The other day I was on the treadmill, and I was really struggling to finish up. Too much distance and not enough breath left. My mind went to Owen. I thought about him on his tummy, his head turning red and the vein in his forehead popping out, while he pushes himself up on his arms, flailing his legs… trying so hard to do… what? I don’t think he even knows what he’s trying to do yet. But he knows to try… even before he knows what he’s trying. Thinking about him fighting… inspired me to push myself. It inspires me every day, at work, at home, in my conversations with other people… I think to myself, “If he can fight, why aren’t I fighting? If he’s working hard, I need to work hard. He wakes up every morning with a big smile and just starts trying to talk. Babbling, alone in his crib. He’s starting from square one, and yet in some ways, he’s the man I strive to be. He’s just good. And if he’s good, then I need to be good.
I learned very quickly why jokes at Owen’s expense weren’t funny.
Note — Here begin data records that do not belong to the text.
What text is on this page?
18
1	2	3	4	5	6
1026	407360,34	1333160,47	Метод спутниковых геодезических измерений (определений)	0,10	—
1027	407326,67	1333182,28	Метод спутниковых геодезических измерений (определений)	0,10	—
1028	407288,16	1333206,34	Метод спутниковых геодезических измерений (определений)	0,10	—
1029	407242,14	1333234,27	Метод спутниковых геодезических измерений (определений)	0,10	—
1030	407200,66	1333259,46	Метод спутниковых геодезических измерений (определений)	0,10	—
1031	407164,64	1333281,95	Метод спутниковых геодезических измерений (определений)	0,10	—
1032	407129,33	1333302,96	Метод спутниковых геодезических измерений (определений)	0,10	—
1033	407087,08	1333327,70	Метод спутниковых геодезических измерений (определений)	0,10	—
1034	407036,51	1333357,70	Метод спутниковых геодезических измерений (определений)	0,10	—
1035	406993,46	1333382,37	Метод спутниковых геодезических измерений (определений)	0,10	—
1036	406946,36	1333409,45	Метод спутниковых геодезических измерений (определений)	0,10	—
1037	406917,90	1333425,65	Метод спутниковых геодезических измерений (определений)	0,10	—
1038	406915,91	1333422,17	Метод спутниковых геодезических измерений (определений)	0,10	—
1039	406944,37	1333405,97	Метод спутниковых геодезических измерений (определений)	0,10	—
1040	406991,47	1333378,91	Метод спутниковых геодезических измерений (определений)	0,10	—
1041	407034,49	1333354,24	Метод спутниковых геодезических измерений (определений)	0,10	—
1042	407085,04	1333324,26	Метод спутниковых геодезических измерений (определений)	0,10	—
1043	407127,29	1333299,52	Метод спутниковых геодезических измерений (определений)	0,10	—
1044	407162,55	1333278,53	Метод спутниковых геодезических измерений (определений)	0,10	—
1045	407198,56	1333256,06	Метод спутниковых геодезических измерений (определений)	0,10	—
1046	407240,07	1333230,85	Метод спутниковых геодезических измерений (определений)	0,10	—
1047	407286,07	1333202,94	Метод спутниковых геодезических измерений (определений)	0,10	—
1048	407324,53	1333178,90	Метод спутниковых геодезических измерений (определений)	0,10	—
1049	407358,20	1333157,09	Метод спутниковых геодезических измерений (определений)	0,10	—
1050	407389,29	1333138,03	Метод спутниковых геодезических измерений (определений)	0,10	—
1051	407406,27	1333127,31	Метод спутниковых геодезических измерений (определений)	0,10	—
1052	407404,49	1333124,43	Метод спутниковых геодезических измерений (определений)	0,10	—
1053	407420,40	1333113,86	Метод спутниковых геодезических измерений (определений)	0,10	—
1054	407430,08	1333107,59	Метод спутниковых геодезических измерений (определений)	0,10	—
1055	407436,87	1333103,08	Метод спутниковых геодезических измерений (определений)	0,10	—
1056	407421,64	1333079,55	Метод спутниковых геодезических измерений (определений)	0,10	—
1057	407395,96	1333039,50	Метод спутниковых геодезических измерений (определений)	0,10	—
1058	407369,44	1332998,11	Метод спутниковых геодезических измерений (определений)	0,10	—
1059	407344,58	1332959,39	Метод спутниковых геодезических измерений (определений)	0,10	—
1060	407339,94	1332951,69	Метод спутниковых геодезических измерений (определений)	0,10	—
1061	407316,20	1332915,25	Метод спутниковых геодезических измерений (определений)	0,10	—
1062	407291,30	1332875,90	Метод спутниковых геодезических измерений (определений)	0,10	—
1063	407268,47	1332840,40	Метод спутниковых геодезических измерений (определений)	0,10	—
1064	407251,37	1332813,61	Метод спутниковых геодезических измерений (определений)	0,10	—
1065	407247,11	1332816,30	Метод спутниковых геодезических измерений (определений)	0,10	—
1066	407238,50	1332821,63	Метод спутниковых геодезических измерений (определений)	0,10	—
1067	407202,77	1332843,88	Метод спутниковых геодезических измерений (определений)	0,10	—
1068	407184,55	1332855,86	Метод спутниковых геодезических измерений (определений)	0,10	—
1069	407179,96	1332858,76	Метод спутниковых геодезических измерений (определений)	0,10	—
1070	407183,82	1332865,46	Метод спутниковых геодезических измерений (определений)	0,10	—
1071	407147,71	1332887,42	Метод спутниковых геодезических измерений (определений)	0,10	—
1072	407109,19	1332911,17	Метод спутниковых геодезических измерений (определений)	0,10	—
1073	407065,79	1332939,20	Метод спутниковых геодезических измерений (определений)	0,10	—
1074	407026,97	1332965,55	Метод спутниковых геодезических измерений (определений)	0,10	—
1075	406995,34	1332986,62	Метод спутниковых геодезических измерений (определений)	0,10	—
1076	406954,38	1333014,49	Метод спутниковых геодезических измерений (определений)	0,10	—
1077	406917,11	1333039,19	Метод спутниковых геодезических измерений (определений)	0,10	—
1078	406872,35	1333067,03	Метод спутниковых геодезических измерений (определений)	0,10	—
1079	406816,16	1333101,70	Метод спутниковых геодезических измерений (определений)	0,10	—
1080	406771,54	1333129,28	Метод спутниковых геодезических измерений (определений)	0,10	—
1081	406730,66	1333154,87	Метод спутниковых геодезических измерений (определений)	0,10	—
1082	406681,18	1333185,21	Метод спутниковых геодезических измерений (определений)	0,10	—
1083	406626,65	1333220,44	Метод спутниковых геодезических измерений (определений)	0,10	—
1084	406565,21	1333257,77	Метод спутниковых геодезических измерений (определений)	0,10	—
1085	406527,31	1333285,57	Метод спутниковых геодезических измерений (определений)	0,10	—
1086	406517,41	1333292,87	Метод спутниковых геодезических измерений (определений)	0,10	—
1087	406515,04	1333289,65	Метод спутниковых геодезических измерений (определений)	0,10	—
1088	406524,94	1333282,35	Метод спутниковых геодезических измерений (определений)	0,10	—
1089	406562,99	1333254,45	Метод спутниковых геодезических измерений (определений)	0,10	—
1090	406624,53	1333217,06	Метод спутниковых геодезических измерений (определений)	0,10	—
That was evident pretty quickly. (Although, as I’ve mentioned, it wasn’t evident before he came along.) But by proxy, I learned that good jokes don’t have victims. By the way, I joke a lot. And when I look back, seemingly all of my jokes had victims. Maybe it was a victim who wasn’t around. Maybe it was a victim who even sort of had it coming. But usually there was a victim. The best jokes, by the most creative minds, don’t have victims. I’m not saying they can’t… not saying “You can’t say this, or you can’t say that, or this isn’t funny, etc.” But I’m just saying you can be better. You can be good. You can be like Owen.
I’m sure there will be lots of times when it’ll be time to show Owen how to be more like his daddy. When he’ll need to learn to shave, or tie a tie, or why lying is bad, or how to work hard and take pride in yourself. But I’ll never forget in this little partnership we’re building… that he taught me first. First I had to learn to be more like him.
My son is now six months old. If he could read my poem, from when I was scared, I think he would say this:
“I love you, daddy, but you’re silly. Don’t worry… I’ll teach you a new language. A language we can both speak. A language you speak with your eyes, and your face, and your arms, hands, and fingers. You’re having trouble seeing the world. You’re missing things. I’ll give you new eyes. My eyes. Then we can play together.”